Looking over this display from SQL Sentry, the Windows OS metrics are shown in graphs down the left side, and the SQL Server metrics on the right. I see a spike in CPU percent used on the left, and I also notice a spike in Key Lookups in the top middle graph on the right. It often happens that high numbers of key lookups cause spikes in CPU used, so this is something I look for regularly.
If I hold the left mouse button and drag across the problem area, the same time window in all the other graphs also highlight, which helps me see any other corresponding metrics that may help me know what's going on at that time. If I then right-click and choose Zoom In, the graph for that time window will expand to fill the available space in all the graphs.
At this point it's a good idea to switch from History mode to Sample mode, to see more detail on that point in time where the problem occurs. Now we can see if the problem was isolated to a single CPU in the CPU graph, we can see more detail on what waits are occurring at that point, and we can see more detail on how memory is being used. We're now getting a clearer picture of what may be slowing down the server.

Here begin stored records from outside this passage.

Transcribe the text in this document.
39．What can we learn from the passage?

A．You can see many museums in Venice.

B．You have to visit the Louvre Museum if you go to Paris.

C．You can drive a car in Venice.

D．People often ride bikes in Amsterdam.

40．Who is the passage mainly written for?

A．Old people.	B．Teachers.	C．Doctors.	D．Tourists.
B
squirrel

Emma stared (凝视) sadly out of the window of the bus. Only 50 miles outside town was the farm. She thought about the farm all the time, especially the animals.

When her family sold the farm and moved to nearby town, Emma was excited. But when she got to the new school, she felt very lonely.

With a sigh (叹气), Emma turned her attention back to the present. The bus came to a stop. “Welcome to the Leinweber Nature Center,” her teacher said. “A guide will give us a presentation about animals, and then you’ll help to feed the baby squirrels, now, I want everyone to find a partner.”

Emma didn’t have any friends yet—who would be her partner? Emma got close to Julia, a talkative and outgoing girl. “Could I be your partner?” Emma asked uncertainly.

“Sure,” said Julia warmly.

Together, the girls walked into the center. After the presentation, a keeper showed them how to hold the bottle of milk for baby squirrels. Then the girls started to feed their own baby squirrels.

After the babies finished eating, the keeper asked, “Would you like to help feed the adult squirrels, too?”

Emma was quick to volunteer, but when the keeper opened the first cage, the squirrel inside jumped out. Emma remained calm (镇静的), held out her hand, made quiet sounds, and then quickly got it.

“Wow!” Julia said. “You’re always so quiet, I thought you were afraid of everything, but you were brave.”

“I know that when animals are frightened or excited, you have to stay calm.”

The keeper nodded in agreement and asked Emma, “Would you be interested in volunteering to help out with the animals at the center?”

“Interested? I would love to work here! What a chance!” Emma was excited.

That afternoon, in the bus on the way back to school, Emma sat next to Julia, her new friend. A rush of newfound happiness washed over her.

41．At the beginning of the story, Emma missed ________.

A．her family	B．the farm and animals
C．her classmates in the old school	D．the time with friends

The next step is to right click and select Top SQL, to see what queries are being run at this time. We can scroll down through the Completed Queries list and see what might be causing the high number of key lookups we noticed at first. It's important to know that the Key Lookups counter shown on the first graph is actually the count from the Access Methods>Probe performance counter, which consists of more than just key lookups. Michael Swart (b/t) provided a very nice write-up in his blog The Last Word On Scans a few years back
, explaining what exactly makes up the count being reported.

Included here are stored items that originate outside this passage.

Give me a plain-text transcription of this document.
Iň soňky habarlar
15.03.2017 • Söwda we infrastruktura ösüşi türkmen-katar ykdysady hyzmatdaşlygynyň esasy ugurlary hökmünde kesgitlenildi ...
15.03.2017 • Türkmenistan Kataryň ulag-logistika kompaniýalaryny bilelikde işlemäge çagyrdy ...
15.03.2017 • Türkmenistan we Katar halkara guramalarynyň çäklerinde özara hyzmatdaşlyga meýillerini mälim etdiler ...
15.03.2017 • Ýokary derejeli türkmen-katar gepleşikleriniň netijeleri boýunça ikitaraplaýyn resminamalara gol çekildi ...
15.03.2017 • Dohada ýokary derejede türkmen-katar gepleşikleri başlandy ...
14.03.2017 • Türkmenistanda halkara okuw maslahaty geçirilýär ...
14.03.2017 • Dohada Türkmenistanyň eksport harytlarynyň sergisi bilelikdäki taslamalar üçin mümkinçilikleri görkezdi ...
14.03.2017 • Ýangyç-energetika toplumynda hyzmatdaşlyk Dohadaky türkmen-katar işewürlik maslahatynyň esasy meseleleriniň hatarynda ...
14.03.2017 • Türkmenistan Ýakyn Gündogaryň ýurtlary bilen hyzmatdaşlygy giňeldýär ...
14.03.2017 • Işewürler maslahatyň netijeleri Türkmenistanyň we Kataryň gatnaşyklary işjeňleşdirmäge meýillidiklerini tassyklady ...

As we look at the Query Stats tab we see that at the time we're evaluating there were two batches that executed many times, even though they may not have taken much time each time they ran.

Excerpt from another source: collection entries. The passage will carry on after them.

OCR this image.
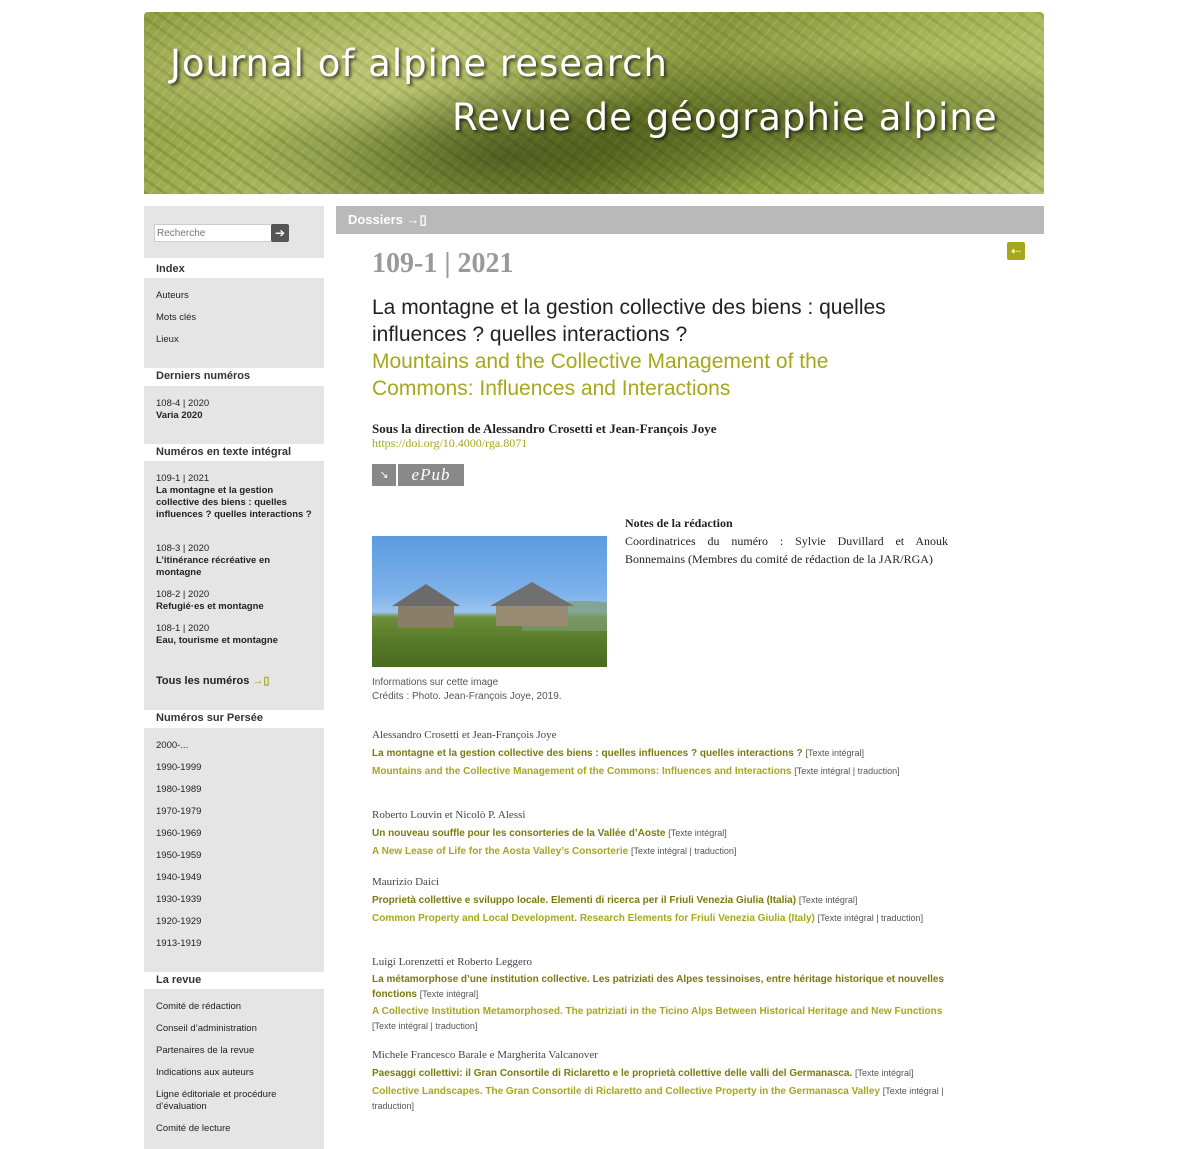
Journal of alpine research
Revue de géographie alpine
Recherche
➔
Index
Auteurs
Mots clés
Lieux
Derniers numéros
108-4 | 2020
Varia 2020
Numéros en texte intégral
109-1 | 2021
La montagne et la gestion collective des biens : quelles influences ? quelles interactions ?
108-3 | 2020
L’itinérance récréative en montagne
108-2 | 2020
Refugié·es et montagne
108-1 | 2020
Eau, tourisme et montagne
Tous les numéros →▯
Numéros sur Persée
2000-...
1990-1999
1980-1989
1970-1979
1960-1969
1950-1959
1940-1949
1930-1939
1920-1929
1913-1919
La revue
Comité de rédaction
Conseil d’administration
Partenaires de la revue
Indications aux auteurs
Ligne éditoriale et procédure d’évaluation
Comité de lecture
Dossiers →▯
⇠
109-1 | 2021
La montagne et la gestion collective des biens : quelles influences ? quelles interactions ?
Mountains and the Collective Management of the Commons: Influences and Interactions
Sous la direction de Alessandro Crosetti et Jean-François Joye
https://doi.org/10.4000/rga.8071
↘	ePub
Informations sur cette image
Crédits : Photo. Jean-François Joye, 2019.
Notes de la rédaction
Coordinatrices du numéro : Sylvie Duvillard et Anouk Bonnemains (Membres du comité de rédaction de la JAR/RGA)
Alessandro Crosetti et Jean-François Joye
La montagne et la gestion collective des biens : quelles influences ? quelles interactions ? [Texte intégral]
Mountains and the Collective Management of the Commons: Influences and Interactions [Texte intégral | traduction]
Roberto Louvin et Nicolò P. Alessi
Un nouveau souffle pour les consorteries de la Vallée d’Aoste [Texte intégral]
A New Lease of Life for the Aosta Valley’s Consorterie [Texte intégral | traduction]
Maurizio Daici
Proprietà collettive e sviluppo locale. Elementi di ricerca per il Friuli Venezia Giulia (Italia) [Texte intégral]
Common Property and Local Development. Research Elements for Friuli Venezia Giulia (Italy) [Texte intégral | traduction]
Luigi Lorenzetti et Roberto Leggero
La métamorphose d’une institution collective. Les patriziati des Alpes tessinoises, entre héritage historique et nouvelles fonctions [Texte intégral]
A Collective Institution Metamorphosed. The patriziati in the Ticino Alps Between Historical Heritage and New Functions [Texte intégral | traduction]
Michele Francesco Barale e Margherita Valcanover
Paesaggi collettivi: il Gran Consortile di Riclaretto e le proprietà collettive delle valli del Germanasca. [Texte intégral]
Collective Landscapes. The Gran Consortile di Riclaretto and Collective Property in the Germanasca Valley [Texte intégral | traduction]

While the first of the two batches only has one statement, it is using an index scan, which doesn't support the high count of key lookups we noticed in the first image. The second batch, however, has multiple statements. One important thing to remember is that it's not necessarily the first query in the batch that contains the code causing the performance problem you're researching. In this case, the query causing the problem is the second one in the batch, as shown in this screen shot.
If we click the Open button on the left of the multi-statement batch, we'll open that batch in Plan Explorer, where we can look at the batch in more detail.
We can see that the query in question could definitely benefit from a better index, one that allows SQL Server to get all the data it needs at one time, and by making this change, we can effectively reduce the performance load on the server, allowing an overall better use of the resources available.